In 1945, August 6th, Hiroshima woke up to a nuclear apocalypse. An atomic bomb brought devastating destruction to the city, claiming lives and cityscape in a never-seen-before chapter of warfare.
Countless died, a flourishing town was blasted back to its foundations, and the country was in a state of panic and desperation. The sight of the city afterward was harrowing beyond words.
Less than ten years after, in stepped Godzilla, a monster film about a kaiju with an atomic breath. It could harness nuclear power from within and channel it out as a radioactive beam.
The monster levels an entire city, leaving infernos and immense destruction in its wake. Many believe the 1954 Godzilla was a metaphor for the attacking forces and their unrivaled nuclear power.
Godzilla was unstoppable. He was chaos incarnate. Just like the invading forces. The gigantic monster and the havoc it wrecks was the Japanese perspective of the nuclear holocaust.
The Truman Show is about the scripted life of Truman Burbank. Unaware that the world around him is staged and broadcasted as a TV show to a global audience, Truman leads a life he believes to be his own.
The 1998 epic is filled with visual metaphors across the course of its plotline. One that stands out most is the exit door at the end.
When Truman realizes what’s going on, he wants out. A stairway connects his movie world with the outside one that he desires. As he reaches the top and the exit door, the director asks if he really wishes to leave.
The latter argues that he has nothing to fear in the fictional world, while the real one is rife with actual danger. Truman poses for a moment to consider, says his signature goodbye line on the show, and walks out the door amid great cheers from the viewers.
The door signifies a choice for the character: he can continue living in bliss, a life where everything is fake. Or he can take his chances and experience the authenticity of the world in its unadulterated form. Sometimes, it can seem easier to continue on a comfortable path.
Change can be unpredictable and frightening. The door is a visual metaphor for that. It symbolizes that the power to embrace change lies within all of us. We only need to be brave enough to open that door.
Several years ago there was an internet sensation about the color of a dress.
Some people saw the dress as white and gold, while others saw the dress as black and blue.

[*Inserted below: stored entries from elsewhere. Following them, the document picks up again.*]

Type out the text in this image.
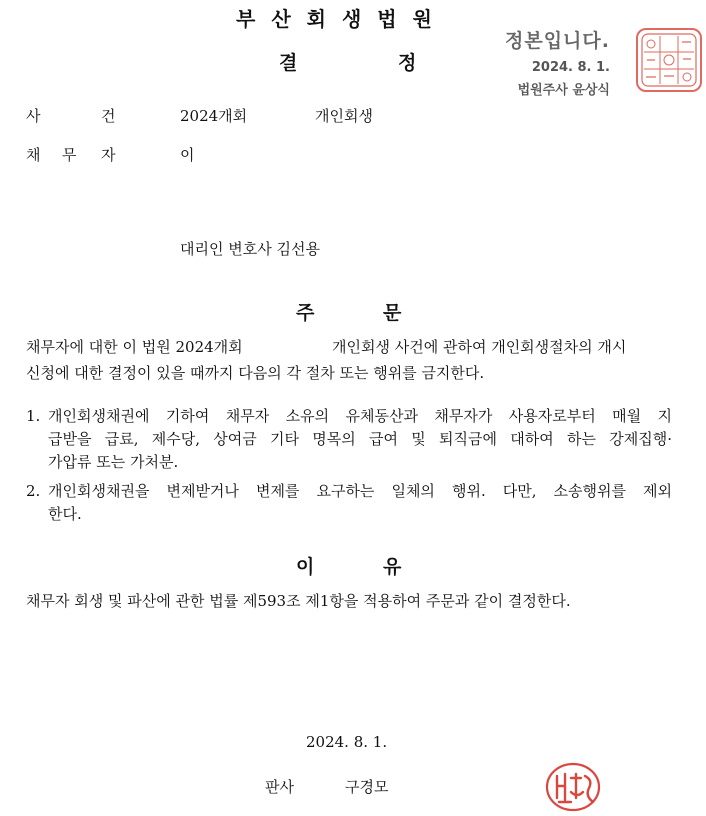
부산회생법원
결	정
정본입니다.
2024. 8. 1.
법원주사 윤상식
사	건	2024개회	개인회생
채 무 자	이
대리인 변호사 김선용
주	문
채무자에 대한 이 법원 2024개회	개인회생 사건에 관하여 개인회생절차의 개시
신청에 대한 결정이 있을 때까지 다음의 각 절차 또는 행위를 금지한다.
1. 개인회생채권에 기하여 채무자 소유의 유체동산과 채무자가 사용자로부터 매월 지
급받을 급료, 제수당, 상여금 기타 명목의 급여 및 퇴직금에 대하여 하는 강제집행·
가압류 또는 가처분.
2. 개인회생채권을 변제받거나 변제를 요구하는 일체의 행위. 다만, 소송행위를 제외
한다.
이	유
채무자 회생 및 파산에 관한 법률 제593조 제1항을 적용하여 주문과 같이 결정한다.
2024. 8. 1.
판사	구경모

Debating the colors seems so trivial, yet it sparked a viral conversation on the Internet on who’s right and who’s wrong.
As this Slate article points out, the color of the dress depends on the lighting. It played on people’s perceptions. People who saw the dress in shadow perceived the yellowish color. Others perceived the artificial light and saw it as a blue dress.
In summation, it was a matter of perception and then interpretation.
This phenomena can be applied to how people view metaphors. Audiences will interpret images in their own way.
They use their imaginations to make meaning out of visual images. It’s this very reason montages are often used to convey meaning, plot and character development.
A good visual metaphor challenges a viewer’s perception of the world. It gets them excited. It gets them tweeting about it and debating about it endlessly.
Take for example the Sopranos ending. There were many visual clues used in the final scene and fans continued to debate about it long after the series finale.
At the end of the day, filmmakers and screenwriters are paid to entertain. And it’s this very reason visual metaphors will continue to be a staple in making movies in Hollywood.